Modern approaches for nonlinear data analysis of economic and financial time series

Abstract

This thesis centers on introducing modern non-linear approaches for data analysis in economics and finance with special attention on business cycles and financial crisis. It is now well stated in the statistical and economic literature that major economic variables display non-linear behaviour over the different phases of the business cycle. As such, nonlinear approaches/models are required to capture the features of the data generating mechanism of inherently asymmetric realizations, since linear models are incapable of generating such behavior.

In this respect, the thesis provides an interdisciplinary and open-minded approach to analyzing economic and financial systems in a novel way. The thesis presents approaches that are robust to extreme values, non-stationarity, applicable to both short and long data length, transparent and adaptive to any financial/economic time series. The thesis provides step-by-step procedures in analyzing economic/financial indicators by incor- porating concepts based on surrogate data method, wavelets, phase space embedding, ’delay vector variance’ (DVV) method and recurrence plots. The thesis also centers on transparent ways of identifying, dating turning points, evaluating impact of economic and financial crisis.

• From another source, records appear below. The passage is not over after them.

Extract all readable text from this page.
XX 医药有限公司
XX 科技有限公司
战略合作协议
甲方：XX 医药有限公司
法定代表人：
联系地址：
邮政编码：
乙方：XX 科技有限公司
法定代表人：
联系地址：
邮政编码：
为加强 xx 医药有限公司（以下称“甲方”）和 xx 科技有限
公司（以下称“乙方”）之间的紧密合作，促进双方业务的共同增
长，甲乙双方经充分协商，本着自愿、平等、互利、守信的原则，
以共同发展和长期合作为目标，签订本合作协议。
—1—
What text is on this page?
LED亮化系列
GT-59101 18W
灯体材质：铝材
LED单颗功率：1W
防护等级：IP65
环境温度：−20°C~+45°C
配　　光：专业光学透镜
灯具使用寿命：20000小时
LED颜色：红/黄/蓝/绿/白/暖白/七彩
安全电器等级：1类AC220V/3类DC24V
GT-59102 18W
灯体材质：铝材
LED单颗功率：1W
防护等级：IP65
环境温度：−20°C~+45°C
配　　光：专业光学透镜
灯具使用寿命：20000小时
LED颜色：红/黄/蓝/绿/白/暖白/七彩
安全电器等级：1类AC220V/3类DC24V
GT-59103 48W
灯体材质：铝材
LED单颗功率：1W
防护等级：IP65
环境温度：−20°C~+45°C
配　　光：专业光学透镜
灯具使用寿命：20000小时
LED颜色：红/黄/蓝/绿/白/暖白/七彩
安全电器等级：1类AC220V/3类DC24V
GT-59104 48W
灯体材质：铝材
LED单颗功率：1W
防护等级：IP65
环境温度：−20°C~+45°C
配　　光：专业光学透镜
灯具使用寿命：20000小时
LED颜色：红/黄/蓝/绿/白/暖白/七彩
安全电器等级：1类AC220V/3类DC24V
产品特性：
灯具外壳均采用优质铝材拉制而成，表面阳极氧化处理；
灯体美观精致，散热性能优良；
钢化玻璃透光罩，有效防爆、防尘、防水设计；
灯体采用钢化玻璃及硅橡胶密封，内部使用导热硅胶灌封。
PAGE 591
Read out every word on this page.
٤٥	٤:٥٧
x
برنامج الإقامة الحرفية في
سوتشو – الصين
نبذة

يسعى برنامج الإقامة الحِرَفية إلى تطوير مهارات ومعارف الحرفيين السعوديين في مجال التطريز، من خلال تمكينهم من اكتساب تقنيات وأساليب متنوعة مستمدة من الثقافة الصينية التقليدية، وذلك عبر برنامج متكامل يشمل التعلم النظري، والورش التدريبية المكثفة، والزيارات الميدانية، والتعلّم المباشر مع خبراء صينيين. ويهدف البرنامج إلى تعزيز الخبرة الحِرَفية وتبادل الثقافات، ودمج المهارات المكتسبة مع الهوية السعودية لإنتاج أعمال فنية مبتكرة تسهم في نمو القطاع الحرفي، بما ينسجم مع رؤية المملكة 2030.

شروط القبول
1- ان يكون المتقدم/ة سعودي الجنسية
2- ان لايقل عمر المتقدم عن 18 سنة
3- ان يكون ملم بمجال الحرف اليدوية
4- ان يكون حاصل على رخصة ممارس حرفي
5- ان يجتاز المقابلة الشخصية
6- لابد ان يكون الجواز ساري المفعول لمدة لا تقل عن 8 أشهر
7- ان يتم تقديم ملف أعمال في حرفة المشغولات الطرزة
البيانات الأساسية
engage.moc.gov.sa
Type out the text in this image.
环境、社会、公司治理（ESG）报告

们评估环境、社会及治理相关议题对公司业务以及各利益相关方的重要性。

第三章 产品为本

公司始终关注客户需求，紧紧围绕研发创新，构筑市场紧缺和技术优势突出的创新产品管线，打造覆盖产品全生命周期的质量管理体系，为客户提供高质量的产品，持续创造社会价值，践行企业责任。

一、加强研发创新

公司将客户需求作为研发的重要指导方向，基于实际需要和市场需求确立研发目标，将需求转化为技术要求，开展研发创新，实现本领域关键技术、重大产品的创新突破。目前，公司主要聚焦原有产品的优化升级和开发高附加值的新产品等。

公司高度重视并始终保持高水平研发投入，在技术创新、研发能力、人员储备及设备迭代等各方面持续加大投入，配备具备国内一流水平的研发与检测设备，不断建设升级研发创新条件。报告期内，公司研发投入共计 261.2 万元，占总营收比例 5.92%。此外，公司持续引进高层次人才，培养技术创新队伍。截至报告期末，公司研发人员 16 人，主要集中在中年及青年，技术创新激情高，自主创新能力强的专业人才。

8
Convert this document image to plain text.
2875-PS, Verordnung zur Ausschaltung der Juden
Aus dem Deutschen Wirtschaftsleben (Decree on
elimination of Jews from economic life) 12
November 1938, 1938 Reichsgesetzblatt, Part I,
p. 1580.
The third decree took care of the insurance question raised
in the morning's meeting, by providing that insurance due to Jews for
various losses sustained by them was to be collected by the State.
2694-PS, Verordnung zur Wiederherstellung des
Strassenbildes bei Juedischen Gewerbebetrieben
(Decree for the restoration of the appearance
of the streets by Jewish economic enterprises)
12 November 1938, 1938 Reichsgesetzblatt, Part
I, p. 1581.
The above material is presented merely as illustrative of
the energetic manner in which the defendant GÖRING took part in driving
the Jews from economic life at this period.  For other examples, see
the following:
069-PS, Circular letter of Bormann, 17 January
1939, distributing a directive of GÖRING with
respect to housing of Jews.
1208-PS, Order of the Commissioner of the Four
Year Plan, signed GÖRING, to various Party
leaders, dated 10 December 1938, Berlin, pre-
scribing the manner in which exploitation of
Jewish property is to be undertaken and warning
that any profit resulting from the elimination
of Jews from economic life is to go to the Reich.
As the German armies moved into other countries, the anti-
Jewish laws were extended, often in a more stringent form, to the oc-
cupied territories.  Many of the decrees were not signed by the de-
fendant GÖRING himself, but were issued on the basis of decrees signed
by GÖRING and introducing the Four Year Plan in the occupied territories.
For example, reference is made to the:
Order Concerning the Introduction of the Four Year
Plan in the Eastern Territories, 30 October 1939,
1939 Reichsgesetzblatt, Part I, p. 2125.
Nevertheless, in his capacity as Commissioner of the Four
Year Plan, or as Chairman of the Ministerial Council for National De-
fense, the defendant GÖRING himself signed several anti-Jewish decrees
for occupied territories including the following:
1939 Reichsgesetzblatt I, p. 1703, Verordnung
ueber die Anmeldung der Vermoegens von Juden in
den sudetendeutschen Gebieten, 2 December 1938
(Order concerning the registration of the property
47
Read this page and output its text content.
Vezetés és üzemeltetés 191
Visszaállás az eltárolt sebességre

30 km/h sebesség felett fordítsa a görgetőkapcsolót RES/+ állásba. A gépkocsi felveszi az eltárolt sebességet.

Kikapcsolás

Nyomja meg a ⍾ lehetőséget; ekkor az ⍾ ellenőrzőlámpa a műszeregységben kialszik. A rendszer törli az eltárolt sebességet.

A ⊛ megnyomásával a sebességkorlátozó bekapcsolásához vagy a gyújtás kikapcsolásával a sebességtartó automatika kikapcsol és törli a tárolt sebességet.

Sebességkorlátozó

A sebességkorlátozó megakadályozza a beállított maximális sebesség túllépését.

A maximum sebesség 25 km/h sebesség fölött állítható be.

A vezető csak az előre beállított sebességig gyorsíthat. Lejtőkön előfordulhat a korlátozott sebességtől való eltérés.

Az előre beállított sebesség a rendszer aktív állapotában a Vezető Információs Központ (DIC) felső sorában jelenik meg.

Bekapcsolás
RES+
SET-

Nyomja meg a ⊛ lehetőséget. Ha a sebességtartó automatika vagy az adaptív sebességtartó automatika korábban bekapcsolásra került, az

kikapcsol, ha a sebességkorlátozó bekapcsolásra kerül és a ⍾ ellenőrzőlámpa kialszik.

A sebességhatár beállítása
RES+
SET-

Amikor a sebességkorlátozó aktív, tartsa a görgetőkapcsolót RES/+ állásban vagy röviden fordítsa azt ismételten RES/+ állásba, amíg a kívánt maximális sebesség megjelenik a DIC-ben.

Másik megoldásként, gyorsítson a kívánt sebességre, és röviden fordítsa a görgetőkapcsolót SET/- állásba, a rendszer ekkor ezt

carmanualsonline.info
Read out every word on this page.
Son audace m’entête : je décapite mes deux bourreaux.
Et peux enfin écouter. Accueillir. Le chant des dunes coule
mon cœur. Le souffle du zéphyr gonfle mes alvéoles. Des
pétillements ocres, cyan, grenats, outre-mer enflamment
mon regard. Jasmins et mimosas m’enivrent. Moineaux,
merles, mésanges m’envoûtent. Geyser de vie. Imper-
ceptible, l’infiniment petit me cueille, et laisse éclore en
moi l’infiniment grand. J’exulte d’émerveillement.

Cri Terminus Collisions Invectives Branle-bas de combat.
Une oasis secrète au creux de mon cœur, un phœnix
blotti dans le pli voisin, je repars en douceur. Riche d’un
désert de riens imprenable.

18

In particular, the thesis also provides a procedure on how to an-ticipate future crisis and the possible impact of such crisis. The thesis shows that the incorporation of these techniques in learning the structure and interactions within and between economic and financial variables will be very useful in policy-making, since it facilitates the selection of appropriate processing methods, suggested by the data itself.

In addition, a novel procedure to test for linearity and unit root in a nonlinear framework is proposed by introducing a new model – the MT-STAR model – which has similar properties of the ESTAR model but reduces the effects of the identification problem and can also account for asymmetry in the adjustment mechanism towards equilibrium. The asymptotic distributions of the proposed unit root test is non-standard and is derived. The power of the test is evaluated through a simulation study and some empirical illustrations on real exchange rates show its accuracy. Finally, the thesis defines a multivariate Self–Exciting Threshold Autoregressive with eXogenous input (MSETARX) models and present an estimation procedure for the parameters. The modeling procedure for the MSETARX models and problems of estimation are briefly considered.